The American Association of Community Colleges estimates that U.S. enrollment in two-year colleges increased 17 percent from 2007 to 2009, from 6.8 million students to 8 million. Anecdotal evidence says this trend will continue.
During an economic downturn, community colleges feel an even greater strain with enrollment. People go back to school to learn new skills or get certificates or degrees that help their careers. Many must learn new jobs because their previous ones have gone away. While it’s good to have more students, the growth has been so rapid that it has put pressure on the institutions. How do they handle more students every semester?
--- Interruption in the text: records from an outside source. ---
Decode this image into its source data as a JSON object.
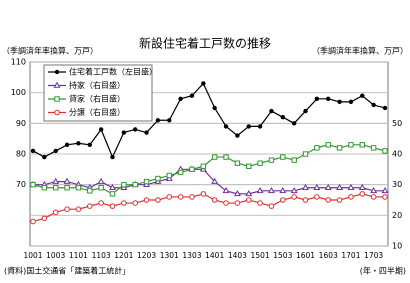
{
  "chart_data": {
    "type": "line",
    "title": "新設住宅着工戸数の推移",
    "y_label": "（季調済年率換算、万戸）",
    "y2_label": "（季調済年率換算、万戸）",
    "source": "(資料)国土交通省「建築着工統計」",
    "x_label": "(年・四半期)",
    "categories": [
      "1001",
      null,
      "1003",
      null,
      "1101",
      null,
      "1103",
      null,
      "1201",
      null,
      "1203",
      null,
      "1301",
      null,
      "1303",
      null,
      "1401",
      null,
      "1403",
      null,
      "1501",
      null,
      "1503",
      null,
      "1601",
      null,
      "1603",
      null,
      "1701",
      null,
      "1703",
      null
    ],
    "ylim": [
      50,
      110
    ],
    "yticks": [
      70,
      80,
      90,
      100,
      110
    ],
    "y2lim": [
      10,
      70
    ],
    "y2ticks": [
      10,
      20,
      30,
      40,
      50
    ],
    "grid": true,
    "legend": "upper left",
    "series": [
      {
        "name": "住宅着工戸数（左目盛）",
        "color": "#000000",
        "marker": "filled-circle",
        "values": [
          81,
          79,
          81,
          83,
          83.5,
          83,
          88,
          79,
          87,
          88,
          87,
          91,
          91,
          98,
          99,
          103,
          95,
          89,
          86,
          89,
          89,
          94,
          92,
          90,
          94,
          98,
          98,
          97,
          97,
          99,
          96,
          95
        ]
      },
      {
        "name": "持家（右目盛）",
        "color": "#7030a0",
        "marker": "triangle",
        "axis": "y2",
        "values": [
          30,
          30,
          31,
          31,
          30,
          29,
          31,
          29,
          29,
          30,
          30,
          31,
          32,
          35,
          35,
          35,
          31,
          28,
          27,
          27,
          28,
          28,
          28,
          28,
          29,
          29,
          29,
          29,
          29,
          29,
          28,
          28
        ]
      },
      {
        "name": "貸家（右目盛）",
        "color": "#339933",
        "marker": "square",
        "axis": "y2",
        "values": [
          30,
          29,
          29,
          29,
          29,
          28,
          29,
          27,
          30,
          30,
          31,
          32,
          33,
          34,
          35,
          36,
          39,
          39,
          37,
          36,
          37,
          38,
          39,
          38,
          40,
          42,
          43,
          42,
          43,
          43,
          42,
          41
        ]
      },
      {
        "name": "分譲（右目盛）",
        "color": "#e03030",
        "marker": "circle",
        "axis": "y2",
        "values": [
          18,
          19,
          21,
          22,
          22,
          23,
          24,
          23,
          24,
          24,
          25,
          25,
          26,
          26,
          26,
          27,
          25,
          24,
          24,
          25,
          24,
          23,
          25,
          26,
          25,
          26,
          25,
          25,
          26,
          27,
          26,
          26
        ]
      }
    ]
  }
}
How do they grow despite less funding from federal, state and county governments?
“Because community colleges are growing so fast, and because they’re relatively new as institutions, they don’t have
the infrastructure that the big universities have. And yet they are being asked to do more,” said John Halpin, Vice President of SLED Strategy and Programs at the Center for Digital Education (CDE), a national research and advisory institute focused on IT
policy and best practices in education.
A New Course Community colleges now have a terrific opportunity to evolve thanks to technology, Halpin said. Numerous technologies — wireless, broadband, cloud computing and others — have greatly matured in recent years. They’ve been proven in the real world, and they’ve become more efficient and less expensive.
At community colleges, whether it’s for teaching and learning or for financial aid or other back-end systems, technology is making a huge impact on productivity. Students are learning in exciting new ways. E-mentoring, e-advising, online tutoring and even educational gaming are effectively engaging students and enhancing the educational experience. Professors are incorporating audio/video content to deliver learning in a manner that grabs the student’s interest. Schools are processing incoming students more efficiently and less expensively by putting administrative functions, such as application, orientation and registration, online.
Online learning, or e-learning, is booming. “Students value distance learning,” said Wilton Agatstein, Senior Fellow with the CDE. “It is very convenient for them, as they can learn from any place and at any time. Schools value distance learning because they can serve more students and a larger student demographic without having to build new classrooms and campuses. Distance learning serves everyone well, which is why its adoption is accelerating.”
Technology expectations are sky high. Students step onto campus expecting to incorporate their own communications tools — phones, music players, e-book readers, laptops/netbooks and other devices — into the learning experience. They want wireless access from any point on campus. And they want the ability to connect to school resources even when off campus.
Teachers and staff want the best technology too, because the right tools help everyone.